At a public meeting tonight, the Aspen Street Railway Co. will present their signed petitions for an August vote to the City Council. At a Friday rally at the post office, the group estimated they had collected anywhere between 500 and 600 signatures.
Trolley proponents argue the trolleys would add a little more charm to Aspen’s image and may draw in more tourism. But one city councilman says it’s not the trolleys that are unattractive prospects, its the money needed to create a trolley line.
The six trolleys were purchased by a group of Aspenites and imported from Lisbon, Portugal, in 1978, at a price of about $14,000 each. Each trolley dates back to about 1925.
Although the cars were a gift to the city in the 1980s, opposition from the start meant the trolleys have never functioned in town. Currently five remain under tarps at Cozy Point Ranch, and one is stored at the town dump.
The group of trolley supporters missed a recent deadline to collect signatures for a special election early this summer. But they hope to influence the City Council with enough community interest to spur an August vote, ideally to coincide with a scheduled primary election. One proponent said approximately 14 out of 15 people who passed by her card table at the post office were in favor of a late-summer vote to determine the future of the trolleys.
“This is a watershed issue, and it needs to be voted on,” said 35-year Aspen resident Camilla Sparlin. “The winter economy is declining, and we need to have a new thing in Aspen that is unique and makes us stand apart.”
Sparlin said trolley enthusiasts must buy time by forming a community think-tank on how to use the cars rather than give them away. A number of cities including Detroit and San Antonio have expressed interest in the trolley cars.
The petition being signed reads, “[Should Aspen] retain ownership of six historic trolleys for future use as an in-town shuttle” under the knowledge that “such a shuttle system would not require an overhead wire.”
But Councilman Tom McCabe said trolley enthusiasts have oversimplified the issue, failing to provide voters with information on the cost of building a trolley infrastructure in town.

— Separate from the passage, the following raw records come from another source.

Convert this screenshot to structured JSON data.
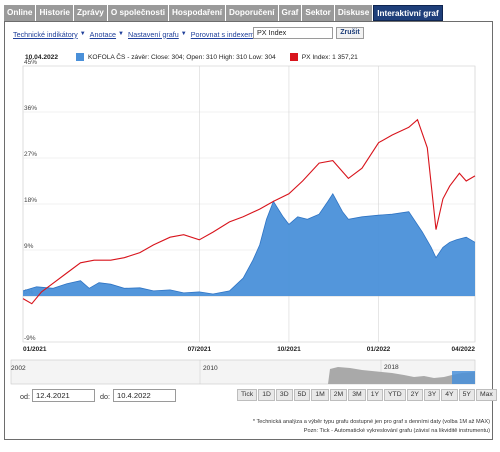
{
  "tabs": [
    {
      "label": "Online",
      "active": false
    },
    {
      "label": "Historie",
      "active": false
    },
    {
      "label": "Zprávy",
      "active": false
    },
    {
      "label": "O společnosti",
      "active": false
    },
    {
      "label": "Hospodaření",
      "active": false
    },
    {
      "label": "Doporučení",
      "active": false
    },
    {
      "label": "Graf",
      "active": false
    },
    {
      "label": "Sektor",
      "active": false
    },
    {
      "label": "Diskuse",
      "active": false
    },
    {
      "label": "Interaktivní graf",
      "active": true
    }
  ],
  "toolbar": {
    "indicators": "Technické indikátory",
    "annotation": "Anotace",
    "settings": "Nastavení grafu",
    "compare": "Porovnat s indexem",
    "compare_value": "PX Index",
    "cancel_label": "Zrušit"
  },
  "legend": {
    "date": "10.04.2022",
    "kofola": "KOFOLA ČS - závěr: Close: 304; Open: 310 High: 310 Low: 304",
    "px": "PX Index: 1 357,21"
  },
  "colors": {
    "kofola_fill": "#4a90d9",
    "kofola_line": "#2f74c4",
    "px_line": "#d8141c",
    "tab_active": "#1f3f7a",
    "tab": "#9a9a9a"
  },
  "chart_data": {
    "type": "area",
    "x_ticks": [
      "01/2021",
      "07/2021",
      "10/2021",
      "01/2022",
      "04/2022"
    ],
    "y_ticks": [
      "45%",
      "36%",
      "27%",
      "18%",
      "9%",
      "0%",
      "-9%"
    ],
    "ylim": [
      -9,
      45
    ],
    "xlim": [
      "2021-01-01",
      "2022-04-10"
    ],
    "series": [
      {
        "name": "KOFOLA ČS",
        "style": "area",
        "points": [
          [
            "2021-01-01",
            1.0
          ],
          [
            "2021-01-15",
            1.8
          ],
          [
            "2021-02-01",
            1.5
          ],
          [
            "2021-02-15",
            2.4
          ],
          [
            "2021-03-01",
            3.0
          ],
          [
            "2021-03-10",
            1.5
          ],
          [
            "2021-03-20",
            2.6
          ],
          [
            "2021-04-01",
            2.3
          ],
          [
            "2021-04-15",
            1.5
          ],
          [
            "2021-05-01",
            1.6
          ],
          [
            "2021-05-15",
            1.0
          ],
          [
            "2021-06-01",
            1.2
          ],
          [
            "2021-06-15",
            0.6
          ],
          [
            "2021-07-01",
            0.8
          ],
          [
            "2021-07-15",
            0.4
          ],
          [
            "2021-08-01",
            1.0
          ],
          [
            "2021-08-15",
            3.5
          ],
          [
            "2021-08-25",
            7.0
          ],
          [
            "2021-09-01",
            10.0
          ],
          [
            "2021-09-08",
            15.0
          ],
          [
            "2021-09-15",
            18.5
          ],
          [
            "2021-09-25",
            15.5
          ],
          [
            "2021-10-01",
            14.0
          ],
          [
            "2021-10-10",
            15.5
          ],
          [
            "2021-10-20",
            15.0
          ],
          [
            "2021-11-01",
            16.0
          ],
          [
            "2021-11-10",
            18.5
          ],
          [
            "2021-11-15",
            20.0
          ],
          [
            "2021-11-25",
            16.5
          ],
          [
            "2021-12-01",
            15.0
          ],
          [
            "2021-12-15",
            15.5
          ],
          [
            "2022-01-01",
            15.8
          ],
          [
            "2022-01-15",
            16.0
          ],
          [
            "2022-02-01",
            16.5
          ],
          [
            "2022-02-15",
            12.5
          ],
          [
            "2022-02-24",
            9.5
          ],
          [
            "2022-03-01",
            7.5
          ],
          [
            "2022-03-08",
            9.5
          ],
          [
            "2022-03-15",
            10.5
          ],
          [
            "2022-03-22",
            11.0
          ],
          [
            "2022-04-01",
            11.5
          ],
          [
            "2022-04-10",
            10.5
          ]
        ]
      },
      {
        "name": "PX Index",
        "style": "line",
        "points": [
          [
            "2021-01-01",
            -0.5
          ],
          [
            "2021-01-10",
            -1.5
          ],
          [
            "2021-01-20",
            0.8
          ],
          [
            "2021-02-01",
            2.5
          ],
          [
            "2021-02-15",
            4.5
          ],
          [
            "2021-03-01",
            6.5
          ],
          [
            "2021-03-15",
            7.0
          ],
          [
            "2021-04-01",
            7.0
          ],
          [
            "2021-04-15",
            7.5
          ],
          [
            "2021-05-01",
            8.5
          ],
          [
            "2021-05-15",
            10.0
          ],
          [
            "2021-06-01",
            11.5
          ],
          [
            "2021-06-15",
            12.0
          ],
          [
            "2021-07-01",
            11.0
          ],
          [
            "2021-07-15",
            12.5
          ],
          [
            "2021-08-01",
            14.5
          ],
          [
            "2021-08-15",
            15.5
          ],
          [
            "2021-09-01",
            17.0
          ],
          [
            "2021-09-15",
            18.5
          ],
          [
            "2021-10-01",
            20.0
          ],
          [
            "2021-10-15",
            22.5
          ],
          [
            "2021-11-01",
            26.0
          ],
          [
            "2021-11-15",
            26.5
          ],
          [
            "2021-12-01",
            23.0
          ],
          [
            "2021-12-15",
            25.0
          ],
          [
            "2022-01-01",
            30.0
          ],
          [
            "2022-01-15",
            31.5
          ],
          [
            "2022-02-01",
            33.0
          ],
          [
            "2022-02-10",
            34.5
          ],
          [
            "2022-02-20",
            29.0
          ],
          [
            "2022-03-01",
            13.0
          ],
          [
            "2022-03-08",
            19.0
          ],
          [
            "2022-03-15",
            21.5
          ],
          [
            "2022-03-25",
            24.0
          ],
          [
            "2022-04-01",
            22.5
          ],
          [
            "2022-04-10",
            23.5
          ]
        ]
      }
    ]
  },
  "navigator": {
    "labels": [
      "2002",
      "2010",
      "2018"
    ]
  },
  "dates": {
    "from_label": "od:",
    "from_value": "12.4.2021",
    "to_label": "do:",
    "to_value": "10.4.2022"
  },
  "ranges": [
    "Tick",
    "1D",
    "3D",
    "5D",
    "1M",
    "2M",
    "3M",
    "1Y",
    "YTD",
    "2Y",
    "3Y",
    "4Y",
    "5Y",
    "Max"
  ],
  "notes": [
    "* Technická analýza a výběr typu grafu dostupné jen pro graf s denními daty (volba 1M až MAX)",
    "Pozn: Tick - Automatické vykreslování grafu (závisí na likviditě instrumentu)"
  ]
}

“There is so little information about the cost of this,” McCabe told Jon Busch and Sparlin while the two collected signatures. “Was the concept of rail appealing? Yes. But when we told people what they’d have to pay for it, they told us to go away.”
Busch, part of the original group that bought the cars, said in 1990 dollars, the trolley project would cost about $3 million, and today that price may be inflated up between $5 million and $6 million. Busch supports the idea of corporate sponsorship, rather than taxpayers, funding the project.

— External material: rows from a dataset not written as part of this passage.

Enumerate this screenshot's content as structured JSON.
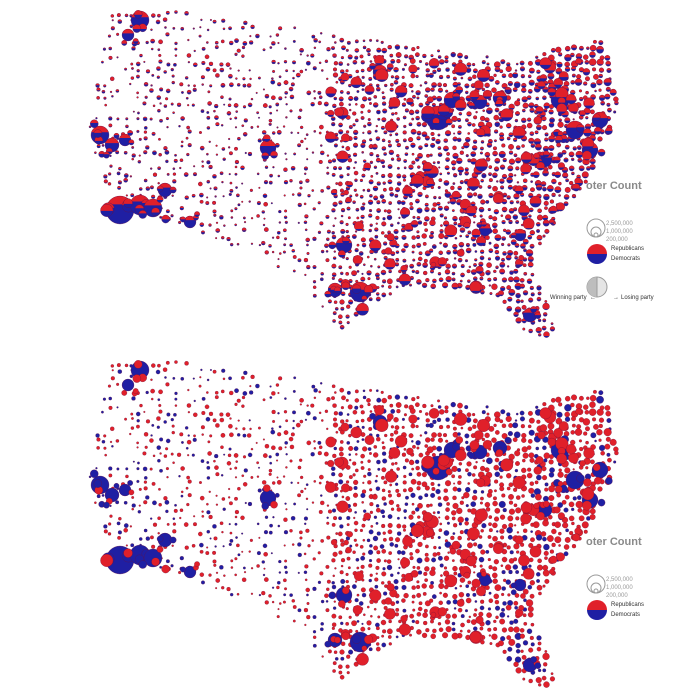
{
  "legend_common": {
    "title": "oter Count",
    "size_values": [
      "2,500,000",
      "1,000,000",
      "200,000"
    ],
    "party_republicans": "Republicans",
    "party_democrats": "Democrats"
  },
  "legend_top": {
    "winning_party": "Winning party",
    "losing_party": "Losing party",
    "arrow_left": "←",
    "arrow_right": "→"
  },
  "colors": {
    "republican": "#e0202a",
    "democrat": "#1f1fa3",
    "outline": "#6a0f3c",
    "legend_grey": "#bdbdbd"
  },
  "map_top": {
    "style": "split-circles",
    "description_of_encoding": "each circle split horizontally into red and blue halves sized by vote share"
  },
  "map_bottom": {
    "style": "winner-colored-circles"
  }
}
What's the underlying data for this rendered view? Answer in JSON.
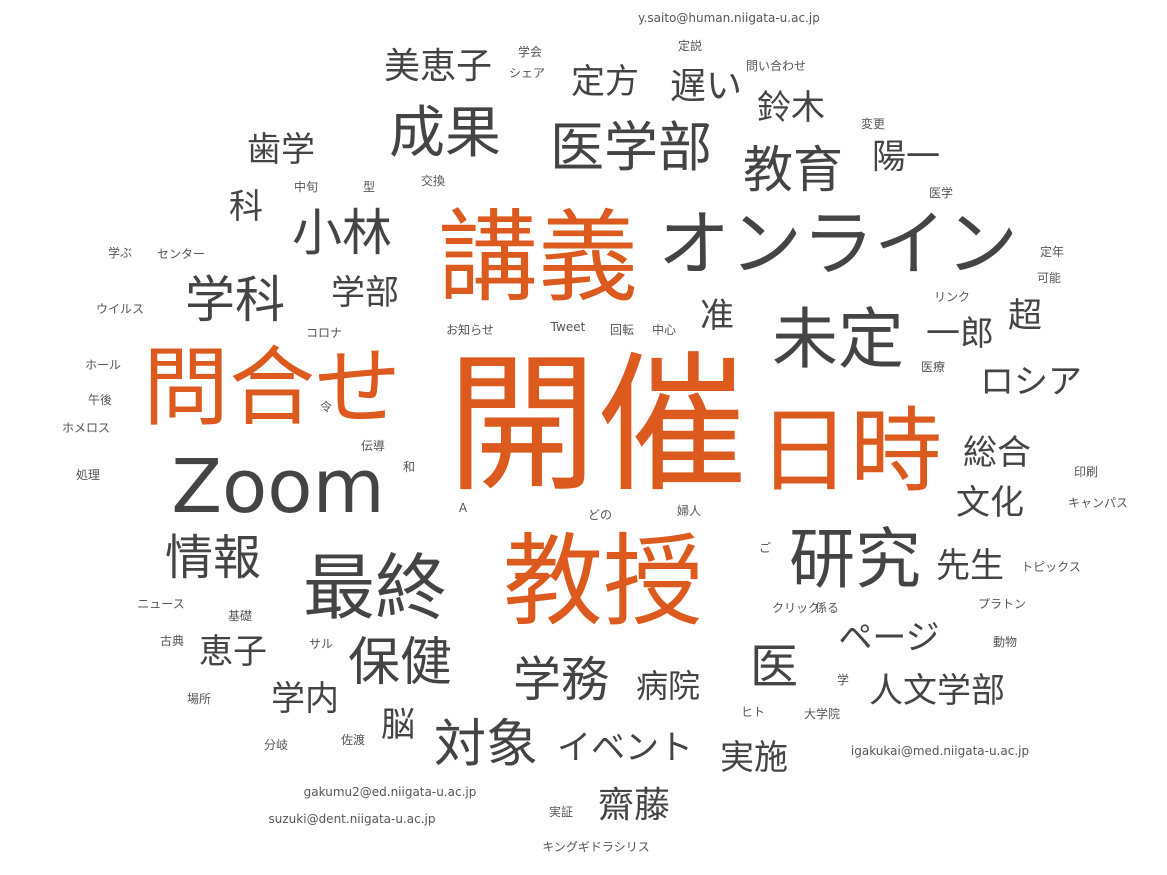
{
  "title": "",
  "colors": {
    "highlight": "#dd5a1e",
    "dark": "#444444",
    "light": "#555555"
  },
  "words": [
    {
      "text": "開催",
      "group": "hl"
    },
    {
      "text": "講義",
      "group": "hl"
    },
    {
      "text": "問合せ",
      "group": "hl"
    },
    {
      "text": "日時",
      "group": "hl"
    },
    {
      "text": "教授",
      "group": "hl"
    },
    {
      "text": "オンライン",
      "group": "dk"
    },
    {
      "text": "Zoom",
      "group": "dk"
    },
    {
      "text": "未定",
      "group": "dk"
    },
    {
      "text": "最終",
      "group": "dk"
    },
    {
      "text": "研究",
      "group": "dk"
    },
    {
      "text": "成果",
      "group": "dk"
    },
    {
      "text": "医学部",
      "group": "dk"
    },
    {
      "text": "教育",
      "group": "dk"
    },
    {
      "text": "小林",
      "group": "dk"
    },
    {
      "text": "学科",
      "group": "dk"
    },
    {
      "text": "保健",
      "group": "dk"
    },
    {
      "text": "学務",
      "group": "dk"
    },
    {
      "text": "対象",
      "group": "dk"
    },
    {
      "text": "医",
      "group": "dk"
    },
    {
      "text": "情報",
      "group": "dk"
    },
    {
      "text": "美恵子",
      "group": "dk"
    },
    {
      "text": "遅い",
      "group": "dk"
    },
    {
      "text": "定方",
      "group": "dk"
    },
    {
      "text": "鈴木",
      "group": "dk"
    },
    {
      "text": "歯学",
      "group": "dk"
    },
    {
      "text": "陽一",
      "group": "dk"
    },
    {
      "text": "科",
      "group": "dk"
    },
    {
      "text": "学部",
      "group": "dk"
    },
    {
      "text": "准",
      "group": "dk"
    },
    {
      "text": "一郎",
      "group": "dk"
    },
    {
      "text": "超",
      "group": "dk"
    },
    {
      "text": "ロシア",
      "group": "dk"
    },
    {
      "text": "総合",
      "group": "dk"
    },
    {
      "text": "文化",
      "group": "dk"
    },
    {
      "text": "先生",
      "group": "dk"
    },
    {
      "text": "ページ",
      "group": "dk"
    },
    {
      "text": "人文学部",
      "group": "dk"
    },
    {
      "text": "恵子",
      "group": "dk"
    },
    {
      "text": "学内",
      "group": "dk"
    },
    {
      "text": "脳",
      "group": "dk"
    },
    {
      "text": "イベント",
      "group": "dk"
    },
    {
      "text": "病院",
      "group": "dk"
    },
    {
      "text": "実施",
      "group": "dk"
    },
    {
      "text": "齋藤",
      "group": "dk"
    },
    {
      "text": "y.saito@human.niigata-u.ac.jp",
      "group": "lt"
    },
    {
      "text": "学会",
      "group": "lt"
    },
    {
      "text": "シェア",
      "group": "lt"
    },
    {
      "text": "定説",
      "group": "lt"
    },
    {
      "text": "問い合わせ",
      "group": "lt"
    },
    {
      "text": "変更",
      "group": "lt"
    },
    {
      "text": "中旬",
      "group": "lt"
    },
    {
      "text": "型",
      "group": "lt"
    },
    {
      "text": "交換",
      "group": "lt"
    },
    {
      "text": "医学",
      "group": "lt"
    },
    {
      "text": "学ぶ",
      "group": "lt"
    },
    {
      "text": "センター",
      "group": "lt"
    },
    {
      "text": "定年",
      "group": "lt"
    },
    {
      "text": "可能",
      "group": "lt"
    },
    {
      "text": "ウイルス",
      "group": "lt"
    },
    {
      "text": "リンク",
      "group": "lt"
    },
    {
      "text": "コロナ",
      "group": "lt"
    },
    {
      "text": "お知らせ",
      "group": "lt"
    },
    {
      "text": "Tweet",
      "group": "lt"
    },
    {
      "text": "回転",
      "group": "lt"
    },
    {
      "text": "中心",
      "group": "lt"
    },
    {
      "text": "ホール",
      "group": "lt"
    },
    {
      "text": "医療",
      "group": "lt"
    },
    {
      "text": "午後",
      "group": "lt"
    },
    {
      "text": "令",
      "group": "lt"
    },
    {
      "text": "ホメロス",
      "group": "lt"
    },
    {
      "text": "伝導",
      "group": "lt"
    },
    {
      "text": "和",
      "group": "lt"
    },
    {
      "text": "処理",
      "group": "lt"
    },
    {
      "text": "印刷",
      "group": "lt"
    },
    {
      "text": "A",
      "group": "lt"
    },
    {
      "text": "どの",
      "group": "lt"
    },
    {
      "text": "婦人",
      "group": "lt"
    },
    {
      "text": "キャンパス",
      "group": "lt"
    },
    {
      "text": "ご",
      "group": "lt"
    },
    {
      "text": "トピックス",
      "group": "lt"
    },
    {
      "text": "ニュース",
      "group": "lt"
    },
    {
      "text": "基礎",
      "group": "lt"
    },
    {
      "text": "クリック",
      "group": "lt"
    },
    {
      "text": "係る",
      "group": "lt"
    },
    {
      "text": "プラトン",
      "group": "lt"
    },
    {
      "text": "古典",
      "group": "lt"
    },
    {
      "text": "サル",
      "group": "lt"
    },
    {
      "text": "動物",
      "group": "lt"
    },
    {
      "text": "学",
      "group": "lt"
    },
    {
      "text": "場所",
      "group": "lt"
    },
    {
      "text": "ヒト",
      "group": "lt"
    },
    {
      "text": "大学院",
      "group": "lt"
    },
    {
      "text": "分岐",
      "group": "lt"
    },
    {
      "text": "佐渡",
      "group": "lt"
    },
    {
      "text": "igakukai@med.niigata-u.ac.jp",
      "group": "lt"
    },
    {
      "text": "gakumu2@ed.niigata-u.ac.jp",
      "group": "lt"
    },
    {
      "text": "実証",
      "group": "lt"
    },
    {
      "text": "suzuki@dent.niigata-u.ac.jp",
      "group": "lt"
    },
    {
      "text": "キングギドラシリス",
      "group": "lt"
    }
  ]
}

He also said that with a vote from the community, “no would mean no,” and he’d give up the fight to save the trolleys if the community chooses to do so.

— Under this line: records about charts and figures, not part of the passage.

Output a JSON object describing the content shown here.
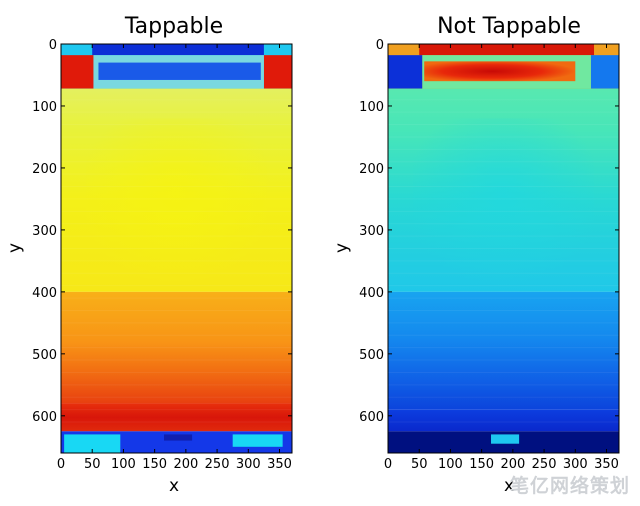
{
  "chart_data": [
    {
      "type": "heatmap",
      "title": "Tappable",
      "xlabel": "x",
      "ylabel": "y",
      "xlim": [
        0,
        370
      ],
      "ylim": [
        660,
        0
      ],
      "xticks": [
        0,
        50,
        100,
        150,
        200,
        250,
        300,
        350
      ],
      "yticks": [
        0,
        100,
        200,
        300,
        400,
        500,
        600
      ],
      "colormap": "jet",
      "colors": {
        "top_bar": "#1fc8f0",
        "top_bar_inner": "#0c2fd6",
        "corner_red": "#e01a0a",
        "band_blue": "#1a5ae8",
        "body_top": "#e8f044",
        "body_mid": "#f2f018",
        "body_low": "#f89a14",
        "body_bottom": "#d8140a",
        "nav_bar": "#1438e8",
        "nav_bright": "#18d8f4"
      }
    },
    {
      "type": "heatmap",
      "title": "Not Tappable",
      "xlabel": "x",
      "ylabel": "y",
      "xlim": [
        0,
        370
      ],
      "ylim": [
        660,
        0
      ],
      "xticks": [
        0,
        50,
        100,
        150,
        200,
        250,
        300,
        350
      ],
      "yticks": [
        0,
        100,
        200,
        300,
        400,
        500,
        600
      ],
      "colormap": "jet",
      "colors": {
        "top_bar": "#f0a020",
        "top_bar_inner": "#d81808",
        "corner_blue": "#0c30d8",
        "band_red": "#e8280a",
        "body_top": "#50e8b0",
        "body_mid": "#20d0e8",
        "body_low": "#1488ee",
        "body_bottom": "#0a32d8",
        "nav_bar": "#001080",
        "nav_bright": "#1ec8f0"
      }
    }
  ],
  "watermark": "笔亿网络策划"
}
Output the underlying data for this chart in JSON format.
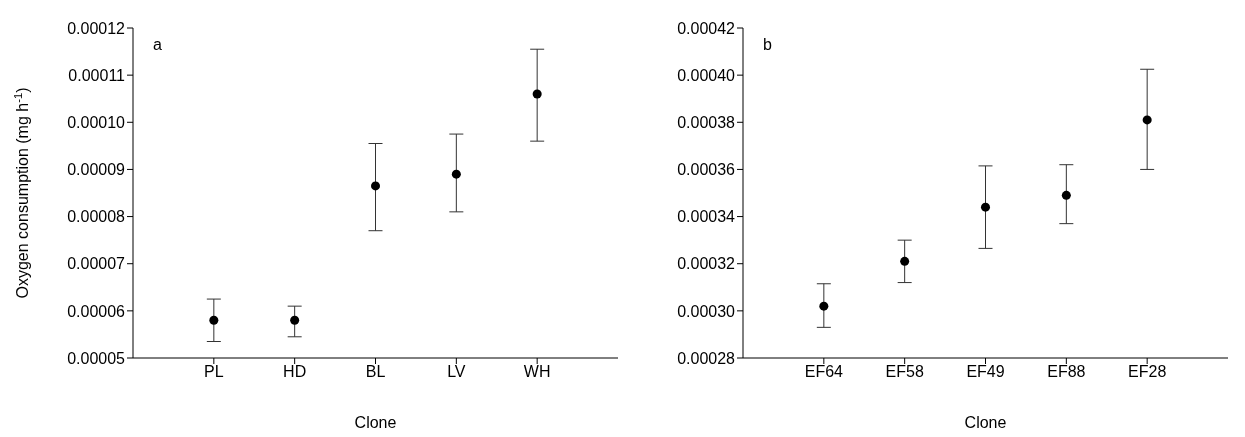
{
  "chart_data": [
    {
      "type": "scatter",
      "title": "a",
      "xlabel": "Clone",
      "ylabel": "Oxygen consumption (mg h$^{-1}$)",
      "categories": [
        "PL",
        "HD",
        "BL",
        "LV",
        "WH"
      ],
      "marker": "circle",
      "series": [
        {
          "color": "#000000",
          "values": [
            5.8e-05,
            5.8e-05,
            8.65e-05,
            8.9e-05,
            0.000106
          ],
          "errors": [
            [
              5.35e-05,
              6.25e-05
            ],
            [
              5.45e-05,
              6.1e-05
            ],
            [
              7.7e-05,
              9.55e-05
            ],
            [
              8.1e-05,
              9.75e-05
            ],
            [
              9.6e-05,
              0.0001155
            ]
          ]
        }
      ],
      "ylim": [
        5e-05,
        0.00012
      ],
      "yticks": [
        {
          "value": 5e-05,
          "label": "0.00005"
        },
        {
          "value": 6e-05,
          "label": "0.00006"
        },
        {
          "value": 7e-05,
          "label": "0.00007"
        },
        {
          "value": 8e-05,
          "label": "0.00008"
        },
        {
          "value": 9e-05,
          "label": "0.00009"
        },
        {
          "value": 0.0001,
          "label": "0.00010"
        },
        {
          "value": 0.00011,
          "label": "0.00011"
        },
        {
          "value": 0.00012,
          "label": "0.00012"
        }
      ],
      "grid": false,
      "legend": false
    },
    {
      "type": "scatter",
      "title": "b",
      "xlabel": "Clone",
      "categories": [
        "EF64",
        "EF58",
        "EF49",
        "EF88",
        "EF28"
      ],
      "marker": "circle",
      "series": [
        {
          "color": "#000000",
          "values": [
            0.000302,
            0.000321,
            0.000344,
            0.000349,
            0.000381
          ],
          "errors": [
            [
              0.000293,
              0.0003115
            ],
            [
              0.000312,
              0.00033
            ],
            [
              0.0003265,
              0.0003615
            ],
            [
              0.000337,
              0.000362
            ],
            [
              0.00036,
              0.0004025
            ]
          ]
        }
      ],
      "ylim": [
        0.00028,
        0.00042
      ],
      "yticks": [
        {
          "value": 0.00028,
          "label": "0.00028"
        },
        {
          "value": 0.0003,
          "label": "0.00030"
        },
        {
          "value": 0.00032,
          "label": "0.00032"
        },
        {
          "value": 0.00034,
          "label": "0.00034"
        },
        {
          "value": 0.00036,
          "label": "0.00036"
        },
        {
          "value": 0.00038,
          "label": "0.00038"
        },
        {
          "value": 0.0004,
          "label": "0.00040"
        },
        {
          "value": 0.00042,
          "label": "0.00042"
        }
      ],
      "grid": false,
      "legend": false
    }
  ]
}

A couple of petition signers at the post office said the issue should at least be on a ballot soon before the historic cars are given away.
“I think we should have the opportunity to vote on this,” said Vitashka Kirshen, an Aspen resident. “It would be ridiculous if they would totally ignore people who want to vote on this. I’m absolutely in favor of the trolleys. They’re a treasure, and why would we allow someone else to come in and take these treasures away?”
Jim Brasile, who lives at Centennial, said he likes the bus system, but adds that a trolley system couldn’t hurt.
“Our town is not auto-friendly. If you live out of town, once you get here it’s tough to get around,” he said. “I’m not totally sold that people will ride a trolley either, but I hope they do.”